Moscow: Government considers limiting news coverage

Russian lawmakers passed amendments Friday that would sharply curb news coverage of anti-terrorist operations and prohibit the media from carrying rebel statements a legislative step officials called increasingly urgent in light of last week’s hostage crisis.

The lower house of parliament gave preliminary approval to the amendments one to a law on terrorism and the other to a media law on Oct. 23, just hours before dozens of heavily armed attackers burst into a Moscow theater and took more than 800 people hostage. Special forces stormed the theater three days later, killing 41 of the attackers. At least 119 of the hostages died, the vast majority felled by a fentanyl compound that troops used to incapacitate the terrorists.

The changes, which must still be approved by the upper house and signed by President Vladimir Putin, would prohibit the media from distributing information that hinders counter-terrorist operations or reveals information about security forces and tactics.

Rwanda: Rare gorillas killed

Poachers killed at least two rare mountain gorillas and snatched a young female in eastern Congo, Rwandan officials and conservationists said Friday.

Authorities found two bodies on Oct. 26 when poachers led them to the site, admitting they had killed the animals and taken the female, said Rwandan police spokesman Tony Kuramba. Later, two more dead gorillas were found, and authorities were trying to determine if all four deaths were linked.

Only about 650 of the animals are still alive, and the survival of some may be threatened by a civil war in Congo.

The area where the gorillas died is in the Virunga Mountains, a chain of extinct volcanoes that straddles the borders between Rwanda, Uganda and Congo,

The poachers were arrested early last month after three men were caught by police trying to sell the young female for $20,000, said Francois Bizimungu, an official at Rwanda’s national park authority.
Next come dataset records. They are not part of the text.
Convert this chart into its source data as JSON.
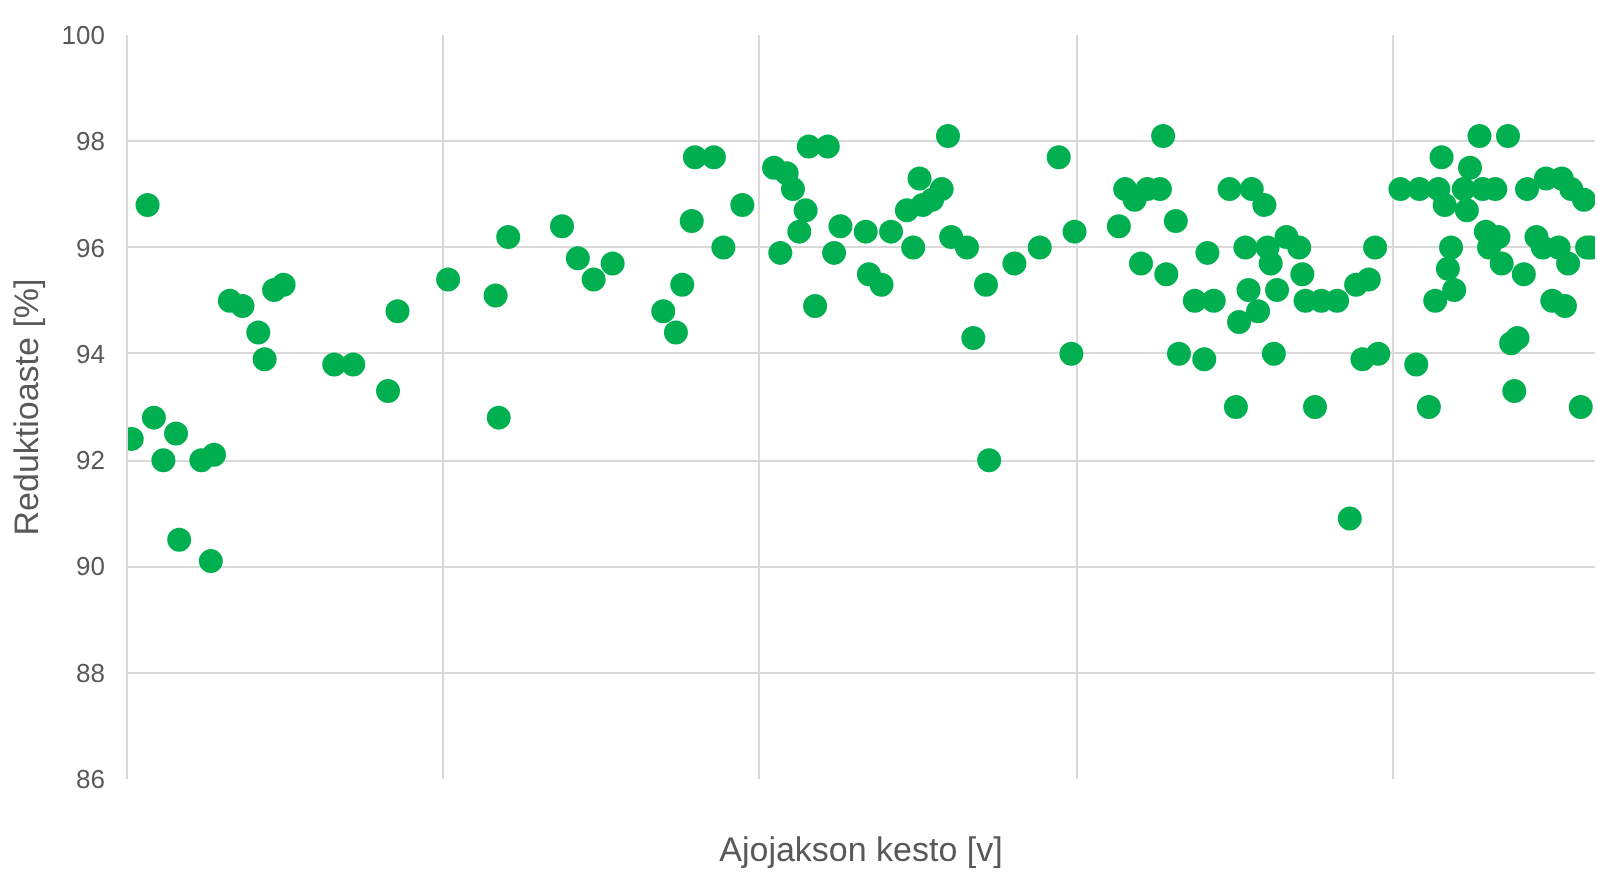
{
  "chart_data": {
    "type": "scatter",
    "xlabel": "Ajojakson kesto [v]",
    "ylabel": "Reduktioaste [%]",
    "marker": "circle",
    "grid": true,
    "categories": [
      null,
      null,
      null,
      null,
      null,
      null,
      null,
      null,
      null,
      null,
      null,
      null,
      null,
      null,
      null,
      null,
      null,
      null,
      null,
      null,
      null,
      null,
      null,
      null,
      null,
      null,
      null,
      null,
      null,
      null,
      null,
      null,
      null,
      null,
      null,
      null,
      null,
      null,
      null,
      null,
      null,
      null,
      null,
      null,
      null,
      null,
      null,
      null,
      null,
      null,
      null,
      null,
      null,
      null,
      null,
      null,
      null,
      null,
      null,
      null,
      null,
      null,
      null,
      null,
      null,
      null,
      null,
      null,
      null,
      null,
      null,
      null,
      null,
      null,
      null,
      null,
      null,
      null,
      null,
      null,
      null,
      null,
      null,
      null,
      null,
      null,
      null,
      null,
      null,
      null,
      null,
      null,
      null,
      null,
      null,
      null,
      null,
      null,
      null,
      null,
      null,
      null,
      null,
      null,
      null,
      null,
      null,
      null,
      null,
      null,
      null,
      null,
      null,
      null,
      null,
      null,
      null,
      null,
      null,
      null,
      null,
      null,
      null,
      null,
      null,
      null,
      null,
      null,
      null,
      null,
      null,
      null,
      null,
      null,
      null,
      null,
      null,
      null,
      null,
      null,
      null,
      null,
      null,
      null,
      null,
      null,
      null,
      null,
      null,
      null,
      null,
      null,
      null,
      null,
      null,
      null,
      null,
      null,
      null,
      null,
      null,
      null,
      null,
      null,
      null,
      null,
      null,
      null,
      null,
      null,
      null,
      null,
      null,
      null,
      null,
      null,
      null,
      null,
      null,
      null,
      null,
      null,
      null,
      null,
      null,
      null,
      null,
      null,
      null,
      null,
      null,
      null,
      null,
      null,
      null,
      null,
      null,
      null,
      null,
      null,
      null,
      null,
      null,
      null,
      null,
      null,
      null,
      null,
      null,
      null,
      null,
      null,
      null,
      null,
      null,
      null,
      null,
      null,
      null,
      null,
      null,
      null,
      null,
      null,
      null,
      null,
      null,
      null,
      null,
      null,
      null,
      null,
      null,
      null,
      null,
      null,
      null,
      null,
      null,
      null,
      null,
      null,
      null,
      null,
      null,
      null,
      null,
      null,
      null,
      null,
      null,
      null,
      null,
      null,
      null,
      null,
      null,
      null,
      null,
      null,
      null,
      null,
      null,
      null,
      null,
      null,
      null,
      null,
      null,
      null,
      null,
      null,
      null,
      null,
      null,
      null,
      null,
      null,
      null,
      null,
      null,
      null,
      null,
      null,
      null,
      null,
      null,
      null,
      null,
      null,
      null,
      null,
      null,
      null,
      null,
      null,
      null,
      null,
      null,
      null,
      null,
      null,
      null,
      null,
      null,
      null,
      null,
      null,
      null,
      null,
      null,
      null,
      null,
      null,
      null,
      null,
      null,
      null,
      null,
      null,
      null,
      null,
      null,
      null,
      null,
      null,
      null,
      null,
      null,
      null,
      null,
      null,
      null,
      null,
      null,
      null,
      null,
      null,
      null,
      null,
      null,
      null,
      null,
      null,
      null,
      null,
      null,
      null,
      null,
      null,
      null,
      null,
      null,
      null,
      null,
      null,
      null,
      null,
      null,
      null,
      null,
      null,
      null,
      null,
      null,
      null,
      null,
      null,
      null,
      null,
      null,
      null,
      null,
      null,
      null,
      null,
      null,
      null,
      null,
      null,
      null,
      null,
      null,
      null,
      null,
      null,
      null,
      null,
      null,
      null,
      null,
      null,
      null,
      null,
      null,
      null,
      null,
      null,
      null,
      null,
      null,
      null,
      null,
      null,
      null,
      null,
      null,
      null,
      null,
      null,
      null,
      null,
      null,
      null,
      null,
      null,
      null,
      null,
      null,
      null,
      null,
      null,
      null,
      null,
      null,
      null,
      null,
      null,
      null,
      null,
      null,
      null,
      null,
      null,
      null,
      null,
      null,
      null,
      null,
      null,
      null,
      null,
      null,
      null,
      null,
      null,
      null,
      null,
      null,
      null,
      null,
      null,
      null,
      null,
      null,
      null,
      null,
      null,
      null,
      null,
      null,
      null,
      null,
      null
    ],
    "ylim": [
      86,
      100
    ],
    "yticks": [
      86,
      88,
      90,
      92,
      94,
      96,
      98,
      100
    ],
    "series": [
      {
        "color": "#00b050",
        "values": [
          null,
          92.4,
          null,
          null,
          null,
          null,
          96.8,
          null,
          92.8,
          null,
          null,
          92.0,
          null,
          null,
          null,
          92.5,
          90.5,
          null,
          null,
          null,
          null,
          null,
          null,
          92.0,
          null,
          null,
          90.1,
          92.1,
          null,
          null,
          null,
          null,
          95.0,
          null,
          null,
          null,
          94.9,
          null,
          null,
          null,
          null,
          94.4,
          null,
          93.9,
          null,
          null,
          95.2,
          null,
          null,
          95.3,
          null,
          null,
          null,
          null,
          null,
          null,
          null,
          null,
          null,
          null,
          null,
          null,
          null,
          null,
          null,
          93.8,
          null,
          null,
          null,
          null,
          null,
          93.8,
          null,
          null,
          null,
          null,
          null,
          null,
          null,
          null,
          null,
          null,
          93.3,
          null,
          null,
          94.8,
          null,
          null,
          null,
          null,
          null,
          null,
          null,
          null,
          null,
          null,
          null,
          null,
          null,
          null,
          null,
          95.4,
          null,
          null,
          null,
          null,
          null,
          null,
          null,
          null,
          null,
          null,
          null,
          null,
          null,
          null,
          95.1,
          92.8,
          null,
          null,
          96.2,
          null,
          null,
          null,
          null,
          null,
          null,
          null,
          null,
          null,
          null,
          null,
          null,
          null,
          null,
          null,
          null,
          96.4,
          null,
          null,
          null,
          null,
          95.8,
          null,
          null,
          null,
          null,
          95.4,
          null,
          null,
          null,
          null,
          null,
          95.7,
          null,
          null,
          null,
          null,
          null,
          null,
          null,
          null,
          null,
          null,
          null,
          null,
          null,
          null,
          null,
          94.8,
          null,
          null,
          null,
          94.4,
          null,
          95.3,
          null,
          null,
          96.5,
          97.7,
          null,
          null,
          null,
          null,
          null,
          97.7,
          null,
          null,
          96.0,
          null,
          null,
          null,
          null,
          null,
          96.8,
          null,
          null,
          null,
          null,
          null,
          null,
          null,
          null,
          null,
          97.5,
          null,
          95.9,
          null,
          97.4,
          null,
          97.1,
          null,
          96.3,
          null,
          96.7,
          97.9,
          null,
          94.9,
          null,
          null,
          null,
          97.9,
          null,
          95.9,
          null,
          96.4,
          null,
          null,
          null,
          null,
          null,
          null,
          null,
          96.3,
          95.5,
          null,
          null,
          null,
          95.3,
          null,
          null,
          96.3,
          null,
          null,
          null,
          null,
          96.7,
          null,
          96.0,
          null,
          97.3,
          96.8,
          null,
          null,
          96.9,
          null,
          null,
          97.1,
          null,
          98.1,
          96.2,
          null,
          null,
          null,
          null,
          96.0,
          null,
          94.3,
          null,
          null,
          null,
          95.3,
          92.0,
          null,
          null,
          null,
          null,
          null,
          null,
          null,
          95.7,
          null,
          null,
          null,
          null,
          null,
          null,
          null,
          96.0,
          null,
          null,
          null,
          null,
          null,
          97.7,
          null,
          null,
          null,
          94.0,
          96.3,
          null,
          null,
          null,
          null,
          null,
          null,
          null,
          null,
          null,
          null,
          null,
          null,
          null,
          96.4,
          null,
          97.1,
          null,
          null,
          96.9,
          null,
          95.7,
          null,
          97.1,
          null,
          null,
          null,
          97.1,
          98.1,
          95.5,
          null,
          null,
          96.5,
          94.0,
          null,
          null,
          null,
          null,
          95.0,
          null,
          null,
          93.9,
          95.9,
          null,
          95.0,
          null,
          null,
          null,
          null,
          97.1,
          null,
          93.0,
          94.6,
          null,
          96.0,
          95.2,
          97.1,
          null,
          94.8,
          null,
          96.8,
          96.0,
          95.7,
          94.0,
          95.2,
          null,
          null,
          96.2,
          null,
          null,
          null,
          96.0,
          95.5,
          95.0,
          null,
          null,
          93.0,
          null,
          95.0,
          null,
          null,
          null,
          null,
          95.0,
          null,
          null,
          null,
          90.9,
          null,
          95.3,
          null,
          93.9,
          null,
          95.4,
          null,
          96.0,
          94.0,
          null,
          null,
          null,
          null,
          null,
          null,
          97.1,
          null,
          null,
          null,
          null,
          93.8,
          97.1,
          null,
          null,
          93.0,
          null,
          95.0,
          97.1,
          97.7,
          96.8,
          95.6,
          96.0,
          95.2,
          null,
          null,
          97.1,
          96.7,
          97.5,
          null,
          null,
          98.1,
          97.1,
          96.3,
          96.0,
          null,
          97.1,
          96.2,
          95.7,
          null,
          98.1,
          94.2,
          93.3,
          94.3,
          null,
          95.5,
          97.1,
          null,
          null,
          96.2,
          null,
          96.0,
          97.3,
          null,
          95.0,
          null,
          96.0,
          97.3,
          94.9,
          95.7,
          97.1,
          null,
          null,
          93.0,
          96.9,
          96.0,
          96.0,
          null
        ]
      }
    ]
  }
}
Tokyo: Japan eyes changes to its no-war policy

Japanese lawmakers received a parliamentary report Friday that raised the traditionally taboo issue of scrapping a clause in the constitution that renounces war.

The supreme law, written by U.S. occupation forces after World War II, is a cornerstone of Japanese democracy and has not been amended since its 1947 adoption.

But after the Sept. 11 terror attacks, a growing number of Japanese lawmakers have expressed interest in changing Article 9, the section that renounces Japan’s right to wage war.

The report presented Friday outlined the pros and cons of changing the constitution but did not give recommendations.